The Us soundtrack consists of a total of 35 tracks, and features not only Abels' musical score for the film, but also songs from three major artists of color: Janelle Monaé, Maya Rudolph's mother and legendary singer-songwriter Minnie Riperton, and hip-hop duo Luniz. The track that you've definitely heard in the Us teasers and trailers is Luniz's massive 1995 hit "I Got 5 On It," featuring Michael Marshall. Naturally, Abels had to turn the song into the seriously sick "Tethered Remix" to fit the movie's mood — slow and sinister.
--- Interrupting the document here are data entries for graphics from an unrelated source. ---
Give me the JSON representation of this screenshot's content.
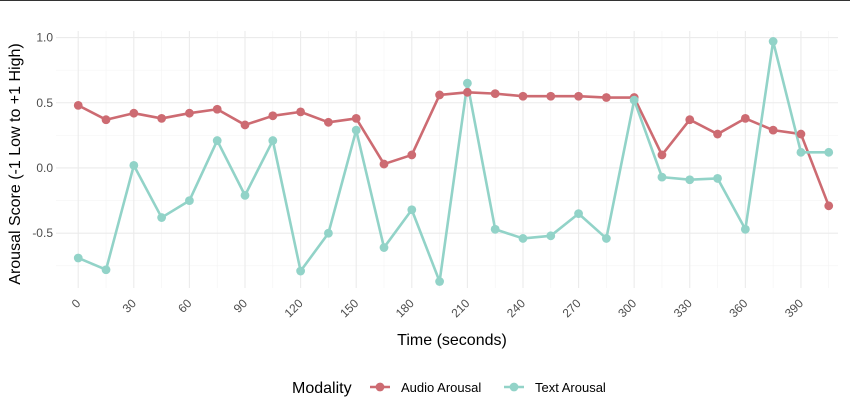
{
  "chart_data": {
    "type": "line",
    "xlabel": "Time (seconds)",
    "ylabel": "Arousal Score (-1 Low to +1 High)",
    "xlim": [
      -12,
      410
    ],
    "ylim": [
      -0.92,
      1.05
    ],
    "x_ticks": [
      0,
      30,
      60,
      90,
      120,
      150,
      180,
      210,
      240,
      270,
      300,
      330,
      360,
      390
    ],
    "y_ticks": [
      -0.5,
      0.0,
      0.5,
      1.0
    ],
    "y_tick_labels": [
      "-0.5",
      "0.0",
      "0.5",
      "1.0"
    ],
    "grid": true,
    "legend_title": "Modality",
    "legend_position": "bottom",
    "x": [
      0,
      15,
      30,
      45,
      60,
      75,
      90,
      105,
      120,
      135,
      150,
      165,
      180,
      195,
      210,
      225,
      240,
      255,
      270,
      285,
      300,
      315,
      330,
      345,
      360,
      375,
      390,
      405
    ],
    "series": [
      {
        "name": "Audio Arousal",
        "color": "#CD6B72",
        "values": [
          0.48,
          0.37,
          0.42,
          0.38,
          0.42,
          0.45,
          0.33,
          0.4,
          0.43,
          0.35,
          0.38,
          0.03,
          0.1,
          0.56,
          0.58,
          0.57,
          0.55,
          0.55,
          0.55,
          0.54,
          0.54,
          0.1,
          0.37,
          0.26,
          0.38,
          0.29,
          0.26,
          -0.29
        ]
      },
      {
        "name": "Text Arousal",
        "color": "#92D3C8",
        "values": [
          -0.69,
          -0.78,
          0.02,
          -0.38,
          -0.25,
          0.21,
          -0.21,
          0.21,
          -0.79,
          -0.5,
          0.29,
          -0.61,
          -0.32,
          -0.87,
          0.65,
          -0.47,
          -0.54,
          -0.52,
          -0.35,
          -0.54,
          0.52,
          -0.07,
          -0.09,
          -0.08,
          -0.47,
          0.97,
          0.12,
          0.12
        ]
      }
    ]
  }
}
After you see Us, you'll probably never hear the original song the same way again.
It was Peele who chose the Luniz song for the movie. "I’m making a movie in Northern California, that’s a bay area hip-hop classic and I wanted to explore this very relatable journey of being a parent [and] maybe some of the songs you listened to back in the day aren’t appropriate for your kids," the filmmaker told Entertainment Weekly. "So that was one level, and another part was, I love songs that have a great feeling but also have a haunting element to them and I feel like the beat in that song has this inherent cryptic energy, almost reminiscent of the Nightmare on Elm Street soundtrack. So those were the ideas that that song hit the bullseye on for me, and also, it’s just a dope track.”
The other non-score songs on the Us complilation include "I Like That" from Janelle Monaé's Dirty Computer and the psychedelic, soulful melody of Minnie Riperton's "Les Fleur." As seen on the full track list, neither of the two songs have been remixed by Abels, so it will be interesting to see how they play into the movie. While you can stream the soundtrack on Spotify, Amazon, and Apple Music, those two tracks and the original "I Got 5 On It" are only on the physical album.
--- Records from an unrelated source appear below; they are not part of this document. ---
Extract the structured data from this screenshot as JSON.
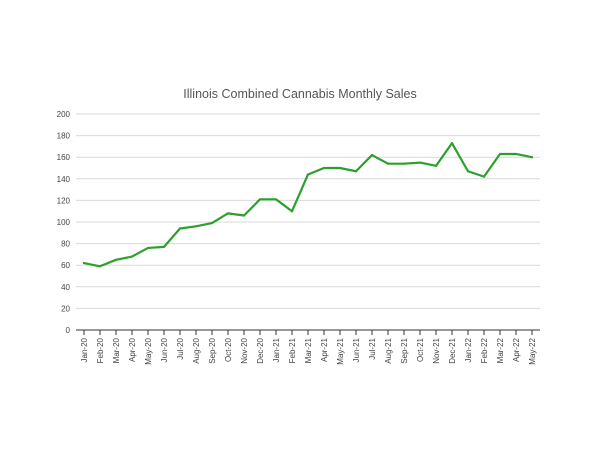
{
  "chart_data": {
    "type": "line",
    "title": "Illinois Combined Cannabis Monthly Sales",
    "xlabel": "",
    "ylabel": "",
    "ylim": [
      0,
      200
    ],
    "yticks": [
      0,
      20,
      40,
      60,
      80,
      100,
      120,
      140,
      160,
      180,
      200
    ],
    "grid": true,
    "legend": "none",
    "categories": [
      "Jan-20",
      "Feb-20",
      "Mar-20",
      "Apr-20",
      "May-20",
      "Jun-20",
      "Jul-20",
      "Aug-20",
      "Sep-20",
      "Oct-20",
      "Nov-20",
      "Dec-20",
      "Jan-21",
      "Feb-21",
      "Mar-21",
      "Apr-21",
      "May-21",
      "Jun-21",
      "Jul-21",
      "Aug-21",
      "Sep-21",
      "Oct-21",
      "Nov-21",
      "Dec-21",
      "Jan-22",
      "Feb-22",
      "Mar-22",
      "Apr-22",
      "May-22"
    ],
    "series": [
      {
        "name": "Sales",
        "color": "#2ca02c",
        "values": [
          62,
          59,
          65,
          68,
          76,
          77,
          94,
          96,
          99,
          108,
          106,
          121,
          121,
          110,
          144,
          150,
          150,
          147,
          162,
          154,
          154,
          155,
          152,
          173,
          147,
          142,
          163,
          163,
          160
        ]
      }
    ]
  }
}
Most of the album consists of Abels's creepy score. In one track, the composer riffs on R&B group Club Nouveau’s “Why You Treat Me So Bad?,” which is sampled on the original "I Got 5 On It." On the Us album, the track is called "Pas de Deux," and is the second song on the record. It slows down the familiar beat, adds the ever-essential violins, and more suspenseful sounds for a truly horrific effect.
But the composer came into the gig aware that horror fans are tuned into how music can tease a big moment. "There are times you want to foreshadow what’s coming and other times you want to deliberately not foreshadow what’s coming,” Abels told Entertainment Weekly about his decisions with the score. “Some scares are the type of dread where you know it’s coming, and others aren’t. So we do spend a lot of time talking about what kind of scare something’s going to be, whether it’s a jump-at-you, or a slow burn.”
There are also compositions like "Immolation" and "Human" that also feature vocalists singing at the forefront, and rising above the melodies. Abels also told EW, "Jordan specifically, when we first spoke about the film, talked about how important he wanted the voices to be in the soundtrack."
Whether or not horror movies are your cup of tea, you can still listen to these tracks just to hear Abels' brilliant work. Although, after watching the movie, it's understandable if you'd prefer not to relive the spine-chilling scenes — at least when you're alone.